Friday, March 09, 2007

O gigante da Guanabara

Cada brasileiro, vivo ou morto já foi Flamengo por um instante, por um dia. O Flamengo tornou-se uma força da natureza; o Flamengo venta, chove, troveja, relampeja. Assim disse certa vez Nelson Rodrigues, o maior cronista esportivo de todos os tempos.

Assim foi. O Flamengo, mesmo que efemeramente, foi, acima de tudo, Flamengo. Foi uma força da natureza, uma tempestade de raça e bom futebol e, por isso, tornou-se o campeão da Guanabara. O Flamengo que alia garra, técnica e humildade, junção que tem sido mais rara nos últimos anos; entretanto, quando ela acontece, é fogo – e não o de General Severiano. A camisa pode jogar sozinha; se não jogar, tem a paixão da massa incansável a gritar nas arquibancadas e gerais, com ou sem cadeiras. Berrar, berrar, berrar. O gramado acolhia a mistura de seis Rondinellis, dois Zicos, um Evaristo de Macedo e um Domingos da Guia, tudo durante o primeiro - e fabuloso - terço da primeira etapa do match.

Disse aqui em linhas passadas que não chegou a constituir surpresa o Madureira ter vencido a partida de domingo. É um time bem armado, dentro de suas limitações. Tinha até ontem a melhor campanha do certame, e tinha vencido a Gávea com autoridade por duas vezes na temporada. Eis a questão. Como vencer o gigante Flamengo três vezes em três semanas?

Mal o jogo começou, e o Flamengo se fez superior. Veio o gol de Souza, numa confusão na área, a cabeçada para o gol vazio e o zagueiro de Galvão tentando tirar a bola, sem sucesso. O Flamengo foi avassalador. Aconteceu um drama, como bem sabemos, que foi o empate dos amarelos logo em seguida, numa clamorosa falha de Claiton, peitando a bola para o meio d’área, e a conclusão rasteira do excelente zagueiro Léo Fortunato. Por dez segundos, o Maracanã silenciou e foi só. Dali em diante, Madureira chorou de dor.

A nova cabeçada de Souza, marcando vantagem, e a consolidação com Renato Augusto tocando para as redes, no ângulo, mostraram a força do Flamengo em quinze minutos de jogo. O Madureira, tão bem postado na competição, ficou atônito, feito um boxeur mais do que golpeado. Fortunato tinha sido apenas um bom jab com seu gol, nada mais.

Quero falar da maravilha que foi essa etapa de quinze minutos na partida, a mais eletrizante dentre muitos e muitos jogos, de muitos em muitos anos. O Madureira, mesmo ferido mortalmente, teve coragem e manteve-se de pé, na briga. Mas não havia o que fazer. Tirando a já citada - e infeliz – jogada de Claiton, o Flamengo foi perfeito, absoluto, implacável. Jogasse assim todas as partidas e ratificaria as palavras de Nelson a todo instante.

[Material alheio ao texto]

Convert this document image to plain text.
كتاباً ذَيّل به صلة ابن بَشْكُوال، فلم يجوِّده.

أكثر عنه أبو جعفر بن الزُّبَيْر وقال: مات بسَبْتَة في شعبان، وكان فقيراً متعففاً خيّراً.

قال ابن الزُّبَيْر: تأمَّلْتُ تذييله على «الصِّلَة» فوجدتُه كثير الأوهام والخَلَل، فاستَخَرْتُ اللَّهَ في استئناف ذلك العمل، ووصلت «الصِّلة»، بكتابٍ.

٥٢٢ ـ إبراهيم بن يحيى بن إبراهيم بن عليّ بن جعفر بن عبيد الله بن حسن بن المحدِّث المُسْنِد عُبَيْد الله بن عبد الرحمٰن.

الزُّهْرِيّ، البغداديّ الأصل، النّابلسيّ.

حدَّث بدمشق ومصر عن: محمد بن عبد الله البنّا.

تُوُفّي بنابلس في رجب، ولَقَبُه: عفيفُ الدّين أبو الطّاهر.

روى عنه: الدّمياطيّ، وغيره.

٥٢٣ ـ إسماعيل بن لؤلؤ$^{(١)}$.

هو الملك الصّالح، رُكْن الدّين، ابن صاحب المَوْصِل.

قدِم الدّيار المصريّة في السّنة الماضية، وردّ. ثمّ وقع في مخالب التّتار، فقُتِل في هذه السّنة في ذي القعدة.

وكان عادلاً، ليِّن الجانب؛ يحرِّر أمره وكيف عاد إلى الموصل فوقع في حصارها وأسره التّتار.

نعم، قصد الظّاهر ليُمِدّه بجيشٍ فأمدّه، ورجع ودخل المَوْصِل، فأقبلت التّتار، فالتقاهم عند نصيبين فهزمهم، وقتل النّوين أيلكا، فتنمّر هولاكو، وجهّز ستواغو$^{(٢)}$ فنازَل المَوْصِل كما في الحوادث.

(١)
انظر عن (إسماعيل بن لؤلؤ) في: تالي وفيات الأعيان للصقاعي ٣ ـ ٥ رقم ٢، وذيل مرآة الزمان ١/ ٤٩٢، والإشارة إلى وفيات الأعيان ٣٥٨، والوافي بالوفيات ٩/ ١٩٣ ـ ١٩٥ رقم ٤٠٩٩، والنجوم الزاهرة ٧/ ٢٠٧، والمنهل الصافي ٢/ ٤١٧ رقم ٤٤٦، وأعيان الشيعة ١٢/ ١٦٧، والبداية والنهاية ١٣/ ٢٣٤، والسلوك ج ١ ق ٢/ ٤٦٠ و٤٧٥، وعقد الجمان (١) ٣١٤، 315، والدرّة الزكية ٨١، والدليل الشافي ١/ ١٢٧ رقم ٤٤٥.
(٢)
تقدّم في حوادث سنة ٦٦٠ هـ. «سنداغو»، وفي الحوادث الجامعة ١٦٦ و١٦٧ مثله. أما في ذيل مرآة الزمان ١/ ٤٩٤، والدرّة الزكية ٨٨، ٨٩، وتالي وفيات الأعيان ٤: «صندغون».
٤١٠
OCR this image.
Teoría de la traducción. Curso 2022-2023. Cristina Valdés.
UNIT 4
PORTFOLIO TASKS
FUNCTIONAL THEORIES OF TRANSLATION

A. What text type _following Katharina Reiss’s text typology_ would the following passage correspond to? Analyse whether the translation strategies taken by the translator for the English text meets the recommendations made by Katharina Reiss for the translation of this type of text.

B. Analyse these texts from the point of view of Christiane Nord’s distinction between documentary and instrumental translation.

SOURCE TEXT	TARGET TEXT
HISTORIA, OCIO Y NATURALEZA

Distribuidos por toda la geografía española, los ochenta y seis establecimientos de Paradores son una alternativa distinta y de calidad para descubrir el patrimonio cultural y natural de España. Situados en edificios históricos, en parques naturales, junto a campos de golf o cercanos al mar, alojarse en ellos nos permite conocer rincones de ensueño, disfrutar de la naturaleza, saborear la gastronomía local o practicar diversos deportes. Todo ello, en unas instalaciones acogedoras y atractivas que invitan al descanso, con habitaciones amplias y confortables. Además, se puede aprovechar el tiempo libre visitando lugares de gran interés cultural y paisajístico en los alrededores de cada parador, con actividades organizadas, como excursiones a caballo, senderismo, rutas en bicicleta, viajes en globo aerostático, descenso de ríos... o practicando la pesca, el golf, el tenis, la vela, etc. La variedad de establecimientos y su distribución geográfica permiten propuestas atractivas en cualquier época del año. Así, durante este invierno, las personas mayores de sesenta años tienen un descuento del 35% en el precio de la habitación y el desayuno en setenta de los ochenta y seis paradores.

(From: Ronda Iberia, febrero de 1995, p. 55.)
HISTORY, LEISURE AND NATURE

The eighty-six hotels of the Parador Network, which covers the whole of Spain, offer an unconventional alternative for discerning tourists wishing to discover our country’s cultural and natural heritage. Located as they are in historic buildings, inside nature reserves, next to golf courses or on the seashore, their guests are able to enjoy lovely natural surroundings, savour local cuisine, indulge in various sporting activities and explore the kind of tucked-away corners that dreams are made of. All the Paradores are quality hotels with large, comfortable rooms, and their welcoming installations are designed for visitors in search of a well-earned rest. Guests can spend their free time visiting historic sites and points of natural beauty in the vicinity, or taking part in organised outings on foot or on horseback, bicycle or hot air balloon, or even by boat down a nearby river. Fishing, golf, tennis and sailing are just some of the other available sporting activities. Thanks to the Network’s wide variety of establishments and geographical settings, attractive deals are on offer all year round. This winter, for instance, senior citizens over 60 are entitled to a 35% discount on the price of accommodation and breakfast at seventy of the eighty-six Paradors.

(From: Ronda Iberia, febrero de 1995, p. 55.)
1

Quando passou o terremoto de gols e ataques, o Madureira fez substituições para evitar um desastre maior, mas pode-se dizer que a taça já tinha dono, sem petulância. E o jogo seguiu morno, banho-maria, até o fim do primeiro tempo. A Gávea ainda poderia ter feito o quarto gol, mas Renato desperdiçou.
O segundo tempo continuou morno, como os dois terços finais do primeiro. O jogo já estava decidido, a Guanabara já tinha seu campeão. As arquibancadas vemelhas e pretas, todas cobertas, davam o tom da festa, que ainda teve sua cereja de bolo a dez minutos do fim, com o pênalti convertido por Renato - infração registrada justamente sobre Claiton, que tinha sido o autor da pior jogada dos flamengos durante a partida.
A cidade foi tomada por festa, ruas cheias e sorrisos. Existe um campeão. Sabemos estar este time distante dos gigantescos esquadrões da história do Flamengo. Mas os quinze minutos iniciais do jogo de ontem fizeram com que muitos, emocionados, lembrassem-se de times idos, maravilhosos, que construíram as melhores páginas do clube de regatas que, hoje, é sinônimo de futebol.
Ressalto a absoluta galhardia dos de Madureira. Foram dignos, honestos, fizeram uma bela campanha. Que a derrota no jogo final não os faça esmorecer. Madureira chorou de dor? Sim. Mas amanhã há de ser outro dia. O campeonato recomeça. Domingo que vem já é hora da taça do Rio. E veremos quem será o grande oponente do rubro-negro, o gigante de ontem. Gigante da Guanabara.